India, unlike many of its neighbours, has a fundamental separation between state and religion. The country has taken a more pluralistic approach to this separation by carefully constructing a civil code that allows for variety between the different religious groups. However, this decision has many pit-falls – the obvious one being a lack of consistency in the law for the equal citizens of India. Moreover, if Hindu law can be viewed from the Mayukha, Mithakshara and Dayabhag schools of thought, then one can see that even within a religion, the regulation of personal life in different communities can vary. The current civil code is a convoluted nexus of inconsistent laws that can in no way apply to each and every specific religious directive; instead, we need a universal code that can apply to all Indians overarchingly.
Further, we need to question whether maintaining traditional laws at the state level is even relevant in the modern day. We no longer apply punishments from religious books like flogging and castration in criminal law. If our society has moved past certain archaic traditions then they should not be included in our civil code either. Even a religious state, like Pakistan, has moved away from
traditional inheritance laws. If religious law is a personal direction on moral values for an individual then it does not need to be reflected into state legislature. If faithful, the individual can still practice their own religious beliefs within their own community and family. These considerations point to one key element – religion and personal law are by and large independent from one another.
Lawyer and independence activist, KM Munshi alluded to this idea when he said, “the sooner we forget this isolationist outlook on life, it will be better for the country. Religion must be restricted to spheres that legitimately appertain to religion, and the rest of life must be regulated, unified, and modified in such a manner that we may evolve, as early as possible a strong and consolidated
nation. Are we helping those factors which help the welding together into a single nation, or is this country to be kept up always as a series of competing communities?”
Let us look at the Sabrimala Temple case where the Supreme Court, upholding the principle of equality between genders, permitted women to enter a temple that was traditionally only accessible to men. This shows that equality of gender is a value enshrined in the constitution that is shared by all regardless of religion. This proves that religious values such as biased inheritance or succession laws will not always be cohesive with gender equality under the constitution.
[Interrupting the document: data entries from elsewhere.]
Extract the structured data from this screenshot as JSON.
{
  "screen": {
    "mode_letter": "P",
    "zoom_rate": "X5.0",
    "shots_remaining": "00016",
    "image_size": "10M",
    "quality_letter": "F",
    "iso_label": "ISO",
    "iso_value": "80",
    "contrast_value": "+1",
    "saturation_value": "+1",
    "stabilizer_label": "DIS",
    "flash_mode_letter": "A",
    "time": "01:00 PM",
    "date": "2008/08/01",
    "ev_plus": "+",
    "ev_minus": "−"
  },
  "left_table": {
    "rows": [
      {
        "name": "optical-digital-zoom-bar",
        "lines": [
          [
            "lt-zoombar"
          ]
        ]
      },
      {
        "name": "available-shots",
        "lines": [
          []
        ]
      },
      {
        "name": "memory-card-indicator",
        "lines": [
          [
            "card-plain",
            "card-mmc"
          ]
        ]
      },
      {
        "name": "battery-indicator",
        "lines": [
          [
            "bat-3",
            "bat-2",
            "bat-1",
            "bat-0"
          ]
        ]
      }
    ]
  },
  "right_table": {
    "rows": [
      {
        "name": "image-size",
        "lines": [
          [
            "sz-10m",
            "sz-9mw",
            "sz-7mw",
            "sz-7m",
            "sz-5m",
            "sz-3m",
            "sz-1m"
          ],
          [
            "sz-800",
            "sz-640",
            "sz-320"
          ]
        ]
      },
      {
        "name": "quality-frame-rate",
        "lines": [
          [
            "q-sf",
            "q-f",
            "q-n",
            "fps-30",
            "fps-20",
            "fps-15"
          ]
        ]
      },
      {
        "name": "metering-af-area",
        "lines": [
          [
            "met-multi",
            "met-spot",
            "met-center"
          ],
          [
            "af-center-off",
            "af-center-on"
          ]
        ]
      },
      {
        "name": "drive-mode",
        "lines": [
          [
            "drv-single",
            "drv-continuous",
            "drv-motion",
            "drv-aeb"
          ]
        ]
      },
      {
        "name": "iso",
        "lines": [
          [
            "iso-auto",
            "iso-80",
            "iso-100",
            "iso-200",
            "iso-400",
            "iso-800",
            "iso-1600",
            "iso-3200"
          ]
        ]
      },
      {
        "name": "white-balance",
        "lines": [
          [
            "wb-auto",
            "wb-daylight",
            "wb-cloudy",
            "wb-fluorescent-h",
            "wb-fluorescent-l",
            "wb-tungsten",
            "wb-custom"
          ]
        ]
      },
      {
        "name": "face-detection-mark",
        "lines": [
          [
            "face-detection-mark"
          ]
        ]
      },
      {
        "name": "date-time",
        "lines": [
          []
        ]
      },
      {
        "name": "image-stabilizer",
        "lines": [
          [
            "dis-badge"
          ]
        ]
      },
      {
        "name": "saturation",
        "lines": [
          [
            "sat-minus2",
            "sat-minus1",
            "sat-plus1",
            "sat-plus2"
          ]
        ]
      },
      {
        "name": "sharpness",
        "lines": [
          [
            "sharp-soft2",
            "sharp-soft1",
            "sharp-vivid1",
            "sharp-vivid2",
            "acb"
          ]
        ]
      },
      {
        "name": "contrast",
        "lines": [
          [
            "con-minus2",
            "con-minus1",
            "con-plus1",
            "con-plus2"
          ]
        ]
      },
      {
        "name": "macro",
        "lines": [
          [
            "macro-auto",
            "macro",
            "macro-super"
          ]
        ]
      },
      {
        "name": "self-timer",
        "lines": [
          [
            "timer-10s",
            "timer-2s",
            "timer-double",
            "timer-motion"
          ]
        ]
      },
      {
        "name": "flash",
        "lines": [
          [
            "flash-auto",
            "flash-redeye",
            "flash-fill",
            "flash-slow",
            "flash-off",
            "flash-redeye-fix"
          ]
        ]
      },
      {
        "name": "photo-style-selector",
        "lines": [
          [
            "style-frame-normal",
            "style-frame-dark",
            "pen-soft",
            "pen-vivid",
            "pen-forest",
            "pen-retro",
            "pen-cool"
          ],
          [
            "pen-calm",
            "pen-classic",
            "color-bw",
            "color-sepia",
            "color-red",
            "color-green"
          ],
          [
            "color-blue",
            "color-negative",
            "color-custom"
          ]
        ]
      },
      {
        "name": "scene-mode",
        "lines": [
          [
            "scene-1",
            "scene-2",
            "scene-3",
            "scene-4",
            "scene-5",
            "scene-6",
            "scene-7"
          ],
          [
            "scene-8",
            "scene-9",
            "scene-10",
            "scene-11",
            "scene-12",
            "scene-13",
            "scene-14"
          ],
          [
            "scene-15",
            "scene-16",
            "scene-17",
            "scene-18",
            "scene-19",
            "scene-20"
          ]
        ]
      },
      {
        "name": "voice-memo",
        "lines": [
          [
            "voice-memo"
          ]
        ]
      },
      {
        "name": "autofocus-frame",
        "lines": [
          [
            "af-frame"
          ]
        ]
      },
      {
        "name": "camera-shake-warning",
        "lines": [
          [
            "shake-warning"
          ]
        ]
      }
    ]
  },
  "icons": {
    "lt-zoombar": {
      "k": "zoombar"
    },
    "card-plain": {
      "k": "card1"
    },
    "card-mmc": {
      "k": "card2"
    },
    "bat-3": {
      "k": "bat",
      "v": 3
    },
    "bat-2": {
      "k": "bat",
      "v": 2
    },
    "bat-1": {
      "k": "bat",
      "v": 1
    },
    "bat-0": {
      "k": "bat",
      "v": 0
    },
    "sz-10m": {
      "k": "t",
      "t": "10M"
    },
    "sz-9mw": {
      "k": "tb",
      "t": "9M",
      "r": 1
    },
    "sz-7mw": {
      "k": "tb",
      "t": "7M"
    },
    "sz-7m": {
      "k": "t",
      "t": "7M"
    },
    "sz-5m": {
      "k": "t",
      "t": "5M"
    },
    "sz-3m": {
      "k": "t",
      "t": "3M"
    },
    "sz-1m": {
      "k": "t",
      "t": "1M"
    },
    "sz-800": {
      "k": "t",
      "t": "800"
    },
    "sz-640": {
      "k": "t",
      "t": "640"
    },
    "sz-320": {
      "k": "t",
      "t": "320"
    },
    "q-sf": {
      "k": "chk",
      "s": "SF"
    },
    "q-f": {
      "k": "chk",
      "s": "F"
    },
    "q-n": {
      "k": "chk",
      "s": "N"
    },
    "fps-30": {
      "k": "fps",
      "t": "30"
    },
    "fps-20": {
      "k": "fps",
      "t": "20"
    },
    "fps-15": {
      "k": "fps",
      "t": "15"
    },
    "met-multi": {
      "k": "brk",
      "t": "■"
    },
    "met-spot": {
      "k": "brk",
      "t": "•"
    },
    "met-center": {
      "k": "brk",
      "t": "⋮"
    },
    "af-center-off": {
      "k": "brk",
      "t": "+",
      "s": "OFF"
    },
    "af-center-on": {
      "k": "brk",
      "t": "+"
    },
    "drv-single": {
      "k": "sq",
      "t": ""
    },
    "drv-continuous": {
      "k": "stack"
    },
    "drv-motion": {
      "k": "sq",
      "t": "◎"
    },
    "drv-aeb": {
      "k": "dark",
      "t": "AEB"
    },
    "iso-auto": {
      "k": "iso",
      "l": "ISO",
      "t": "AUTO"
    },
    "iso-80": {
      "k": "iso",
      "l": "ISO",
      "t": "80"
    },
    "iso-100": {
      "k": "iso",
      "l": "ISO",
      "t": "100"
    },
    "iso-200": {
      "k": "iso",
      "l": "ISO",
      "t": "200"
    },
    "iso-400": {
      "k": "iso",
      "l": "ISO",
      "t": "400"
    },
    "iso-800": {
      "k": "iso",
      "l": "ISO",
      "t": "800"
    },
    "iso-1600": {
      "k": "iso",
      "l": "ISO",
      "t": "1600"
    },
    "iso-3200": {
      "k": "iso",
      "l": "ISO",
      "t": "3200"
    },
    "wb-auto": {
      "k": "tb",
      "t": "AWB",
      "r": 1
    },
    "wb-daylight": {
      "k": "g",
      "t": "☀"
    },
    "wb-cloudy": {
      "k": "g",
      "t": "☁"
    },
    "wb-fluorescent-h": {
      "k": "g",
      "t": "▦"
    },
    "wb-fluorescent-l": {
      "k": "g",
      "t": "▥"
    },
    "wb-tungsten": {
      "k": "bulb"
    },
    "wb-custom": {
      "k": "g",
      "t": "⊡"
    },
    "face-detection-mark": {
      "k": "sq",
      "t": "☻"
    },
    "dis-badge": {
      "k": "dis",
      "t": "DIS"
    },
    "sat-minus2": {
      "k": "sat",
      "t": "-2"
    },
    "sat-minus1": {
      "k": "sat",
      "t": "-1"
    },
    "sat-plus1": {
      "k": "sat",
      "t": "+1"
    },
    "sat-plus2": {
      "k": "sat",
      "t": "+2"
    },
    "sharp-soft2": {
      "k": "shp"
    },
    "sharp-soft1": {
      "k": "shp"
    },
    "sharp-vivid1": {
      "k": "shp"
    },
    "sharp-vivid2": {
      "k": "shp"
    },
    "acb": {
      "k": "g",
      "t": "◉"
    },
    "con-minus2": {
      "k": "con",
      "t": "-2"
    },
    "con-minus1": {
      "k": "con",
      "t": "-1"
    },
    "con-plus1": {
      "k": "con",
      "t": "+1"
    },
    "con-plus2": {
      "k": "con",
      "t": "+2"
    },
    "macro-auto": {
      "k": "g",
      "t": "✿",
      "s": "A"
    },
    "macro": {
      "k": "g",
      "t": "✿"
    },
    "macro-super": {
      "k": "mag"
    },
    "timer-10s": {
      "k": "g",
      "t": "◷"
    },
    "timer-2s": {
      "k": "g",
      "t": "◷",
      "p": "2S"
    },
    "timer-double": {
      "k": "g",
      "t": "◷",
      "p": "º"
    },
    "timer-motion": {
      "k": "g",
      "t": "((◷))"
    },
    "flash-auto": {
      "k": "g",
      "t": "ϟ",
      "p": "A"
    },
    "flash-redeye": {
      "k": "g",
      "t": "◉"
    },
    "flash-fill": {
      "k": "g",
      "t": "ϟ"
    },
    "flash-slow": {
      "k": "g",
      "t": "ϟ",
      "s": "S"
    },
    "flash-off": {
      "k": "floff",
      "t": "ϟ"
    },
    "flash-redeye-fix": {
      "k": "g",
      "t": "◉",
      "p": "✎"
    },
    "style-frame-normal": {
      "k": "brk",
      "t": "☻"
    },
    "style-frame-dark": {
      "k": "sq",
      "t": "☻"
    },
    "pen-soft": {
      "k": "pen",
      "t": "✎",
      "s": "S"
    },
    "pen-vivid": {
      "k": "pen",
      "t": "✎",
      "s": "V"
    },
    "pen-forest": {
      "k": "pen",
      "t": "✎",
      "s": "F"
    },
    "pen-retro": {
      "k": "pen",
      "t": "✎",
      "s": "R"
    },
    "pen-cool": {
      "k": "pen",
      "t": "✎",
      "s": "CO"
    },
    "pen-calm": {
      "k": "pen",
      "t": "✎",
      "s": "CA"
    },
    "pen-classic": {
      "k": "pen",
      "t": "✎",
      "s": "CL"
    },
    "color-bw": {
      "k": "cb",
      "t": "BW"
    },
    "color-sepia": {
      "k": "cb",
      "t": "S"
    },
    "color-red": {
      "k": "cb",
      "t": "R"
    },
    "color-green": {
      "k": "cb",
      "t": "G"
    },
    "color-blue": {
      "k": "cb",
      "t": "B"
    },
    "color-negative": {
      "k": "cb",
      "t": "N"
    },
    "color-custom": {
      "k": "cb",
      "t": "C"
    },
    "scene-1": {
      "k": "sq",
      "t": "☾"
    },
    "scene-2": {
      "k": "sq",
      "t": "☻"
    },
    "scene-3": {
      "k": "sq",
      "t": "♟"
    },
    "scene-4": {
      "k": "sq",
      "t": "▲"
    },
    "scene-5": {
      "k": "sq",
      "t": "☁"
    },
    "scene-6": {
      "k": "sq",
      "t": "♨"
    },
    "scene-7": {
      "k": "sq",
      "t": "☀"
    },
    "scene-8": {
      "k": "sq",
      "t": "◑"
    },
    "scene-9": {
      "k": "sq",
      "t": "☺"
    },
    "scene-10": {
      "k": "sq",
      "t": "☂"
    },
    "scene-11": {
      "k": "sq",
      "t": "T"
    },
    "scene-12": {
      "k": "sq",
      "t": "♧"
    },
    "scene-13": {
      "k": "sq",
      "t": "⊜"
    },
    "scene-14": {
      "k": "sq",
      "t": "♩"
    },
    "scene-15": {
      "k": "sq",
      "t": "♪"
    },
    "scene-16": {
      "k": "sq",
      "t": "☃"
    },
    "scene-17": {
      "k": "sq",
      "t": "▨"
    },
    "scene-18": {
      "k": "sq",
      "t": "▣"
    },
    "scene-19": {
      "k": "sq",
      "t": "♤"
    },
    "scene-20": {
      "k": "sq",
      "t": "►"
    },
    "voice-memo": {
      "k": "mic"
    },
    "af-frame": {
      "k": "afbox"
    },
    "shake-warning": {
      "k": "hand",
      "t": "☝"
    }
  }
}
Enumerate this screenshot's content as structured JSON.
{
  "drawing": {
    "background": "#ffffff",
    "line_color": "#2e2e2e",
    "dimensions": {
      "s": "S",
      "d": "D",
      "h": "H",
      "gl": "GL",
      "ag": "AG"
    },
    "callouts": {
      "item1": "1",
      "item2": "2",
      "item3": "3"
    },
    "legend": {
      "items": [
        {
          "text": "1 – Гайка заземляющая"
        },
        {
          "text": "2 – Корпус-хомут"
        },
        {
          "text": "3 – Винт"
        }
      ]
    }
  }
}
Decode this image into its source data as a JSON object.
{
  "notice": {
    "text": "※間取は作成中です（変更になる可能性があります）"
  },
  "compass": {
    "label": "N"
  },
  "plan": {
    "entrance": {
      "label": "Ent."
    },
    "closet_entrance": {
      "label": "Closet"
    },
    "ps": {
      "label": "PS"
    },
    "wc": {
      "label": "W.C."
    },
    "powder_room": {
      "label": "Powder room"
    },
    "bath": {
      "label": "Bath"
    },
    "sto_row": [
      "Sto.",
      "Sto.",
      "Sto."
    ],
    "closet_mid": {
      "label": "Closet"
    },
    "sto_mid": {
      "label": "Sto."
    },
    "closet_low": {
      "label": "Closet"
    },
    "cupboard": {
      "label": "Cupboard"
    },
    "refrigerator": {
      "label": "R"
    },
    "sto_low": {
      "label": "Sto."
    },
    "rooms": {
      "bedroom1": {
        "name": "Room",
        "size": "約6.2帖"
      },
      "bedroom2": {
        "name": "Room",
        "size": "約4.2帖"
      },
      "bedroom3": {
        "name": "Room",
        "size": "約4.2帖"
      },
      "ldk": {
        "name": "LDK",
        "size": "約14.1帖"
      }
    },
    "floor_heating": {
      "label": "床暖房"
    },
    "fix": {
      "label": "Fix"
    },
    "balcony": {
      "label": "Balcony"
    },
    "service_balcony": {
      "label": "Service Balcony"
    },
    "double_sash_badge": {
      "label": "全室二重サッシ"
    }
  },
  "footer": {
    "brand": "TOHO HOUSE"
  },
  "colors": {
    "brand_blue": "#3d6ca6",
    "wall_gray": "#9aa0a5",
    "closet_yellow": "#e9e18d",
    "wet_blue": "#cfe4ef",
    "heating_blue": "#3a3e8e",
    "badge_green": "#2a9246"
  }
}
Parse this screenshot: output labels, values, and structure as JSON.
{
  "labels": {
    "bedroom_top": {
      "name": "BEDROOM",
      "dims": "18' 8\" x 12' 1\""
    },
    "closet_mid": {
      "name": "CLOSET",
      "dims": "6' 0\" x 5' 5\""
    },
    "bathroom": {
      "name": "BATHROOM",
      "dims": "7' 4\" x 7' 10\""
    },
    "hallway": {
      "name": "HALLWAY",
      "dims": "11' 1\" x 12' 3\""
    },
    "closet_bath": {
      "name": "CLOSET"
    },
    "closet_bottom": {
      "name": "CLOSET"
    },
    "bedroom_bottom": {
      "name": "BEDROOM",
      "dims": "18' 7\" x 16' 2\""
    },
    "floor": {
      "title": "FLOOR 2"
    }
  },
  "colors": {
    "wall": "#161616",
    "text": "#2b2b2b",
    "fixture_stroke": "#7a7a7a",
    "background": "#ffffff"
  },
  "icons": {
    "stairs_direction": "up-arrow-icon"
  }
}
Therefore, the traditional critique of UCC that claims that it will infringe on Articles 25 and 26 of the Constitution, guaranteeing freedom of religion, is not valid because the articles are limited to those that will not harm public order. In fact, the UCC will uphold the constitution by allowing for freedom of religious practices in so far as they do not harm the public by their discord with higher norms, such as gender equality. Surely we can agree it is unacceptable for religious communities to vehemently insist on their right to subordinate a certain gender by harking back to age-old traditions.
To conclude, I will acknowledge a very legitimate concern in relation to establishing a UCC. A uniformed code could easily end up representing solely the will of the majority. This is not a reason to cast aside the UCC. Instead, our country should strive to produce a universally acceptable code by opening the debate on a much larger scale in academic forums and ensuring the involvement of a diverse collection of representatives in the legislative process. Perhaps, it could be advantageous to set up a special committee for the establishment of a UCC to prevent the biases of a parliamentary majority from creating an under-representative bill. As the UCC concerns the personal lives of many and the emotional topic of religion, it should be approached with conciliation and sensitivity to convince the wider public and religious communities of its logical sense.